How to check that template's parameter type is integral?

Question

In the description of some std template function I saw something like:

if the template parameter is of integral type, the behavior is such and such.

Answer 1

If you are unable to use C++11 features, std::numeric_limits<T>::is_integer does the same thing as std::is_integral<T>::value, and is available with C++98.
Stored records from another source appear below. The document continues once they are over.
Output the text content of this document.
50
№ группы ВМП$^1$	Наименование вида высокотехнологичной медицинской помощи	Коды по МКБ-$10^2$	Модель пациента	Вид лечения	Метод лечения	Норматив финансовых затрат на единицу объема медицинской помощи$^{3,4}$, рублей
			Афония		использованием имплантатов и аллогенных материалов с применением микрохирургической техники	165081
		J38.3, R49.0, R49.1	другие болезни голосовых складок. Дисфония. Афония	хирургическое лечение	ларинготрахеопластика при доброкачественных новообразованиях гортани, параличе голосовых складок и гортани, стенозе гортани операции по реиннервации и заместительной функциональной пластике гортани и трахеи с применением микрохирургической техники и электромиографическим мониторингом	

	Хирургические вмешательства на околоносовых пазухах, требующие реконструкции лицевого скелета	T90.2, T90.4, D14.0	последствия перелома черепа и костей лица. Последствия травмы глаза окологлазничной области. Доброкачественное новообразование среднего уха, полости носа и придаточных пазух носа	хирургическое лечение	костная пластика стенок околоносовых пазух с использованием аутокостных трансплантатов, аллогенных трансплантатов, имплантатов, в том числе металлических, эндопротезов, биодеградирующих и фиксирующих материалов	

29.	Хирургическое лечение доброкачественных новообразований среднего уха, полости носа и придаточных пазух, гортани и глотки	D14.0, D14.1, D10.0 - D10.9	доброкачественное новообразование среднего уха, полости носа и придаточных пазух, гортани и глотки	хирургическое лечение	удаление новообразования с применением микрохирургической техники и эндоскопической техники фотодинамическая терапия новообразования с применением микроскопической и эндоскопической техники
Note that the 98 version is integer, not integral.

Answer 2

Boost.TypeTraits provides is_integral<>(), as described in another response, if your compiler does not yet support C++ features of the next standard.

Answer 3

In addition to the other answers, it should be noted that the test can be used at runtime but also at compile-time to select the correct implementation depending on wether the type is integral or not:

Runtime version:

// Include either <boost/type_traits/is_integral.hpp> (if using Boost) 
// or <type_traits> (if using c++1x)
// In the following, is_integral shoudl be prefixed by either boost:: or std::

template <typename T>
void algorithm(const T & t)
{
    // some code

    if (is_integral<T>::value)
    {
        // operations to perform if T is an integral type
    }
    else
    {
        // operations to perform if T is not an integral type
    }

    // some other code
}

However, this solution can be improved when the implementation of the algorithm greatly depends on the test. In this case, we would have the test at the top of the function, then a big then block and a big else block. A common approach in this case is to overload the function and make the compiler select the correct implementation using SFINAE. An easy way to do this is to use boost::enable_if:

#include <boost/utility/enable_if.hpp>
#include <boost/type_traits/is_integral.hpp>

template <typename T>
typename boost::enable_if<boost::is_integral<T> >::type
algorithm(const T & t)
{
    // implementation for integral types
}

template <typename T>
typename boost::disable_if<boost::is_integral<T> >::type
algorithm(const T & t)
{
    // implementation for non integral types
}

When invoking the algorithm function, the compiler will "select" the correct implementation depending on wether the template parameter is integral or not.

Answer 4

One possibility:

#include <type_traits> 
#include <iostream> 

struct trivial 
{ 
    int val; 
}; 

int main() 
{ 
    std::cout << "is_integral<trivial> == " << std::boolalpha 
        << std::is_integral<trivial>::value << std::endl; 
    std::cout << "is_integral<int> == " << std::boolalpha 
        << std::is_integral<int>::value << std::endl; 
    std::cout << "is_integral<float> == " << std::boolalpha 
        << std::is_integral<float>::value << std::endl; 

    return (0); 
} 

So you then use std::is_integral<> to determine the action.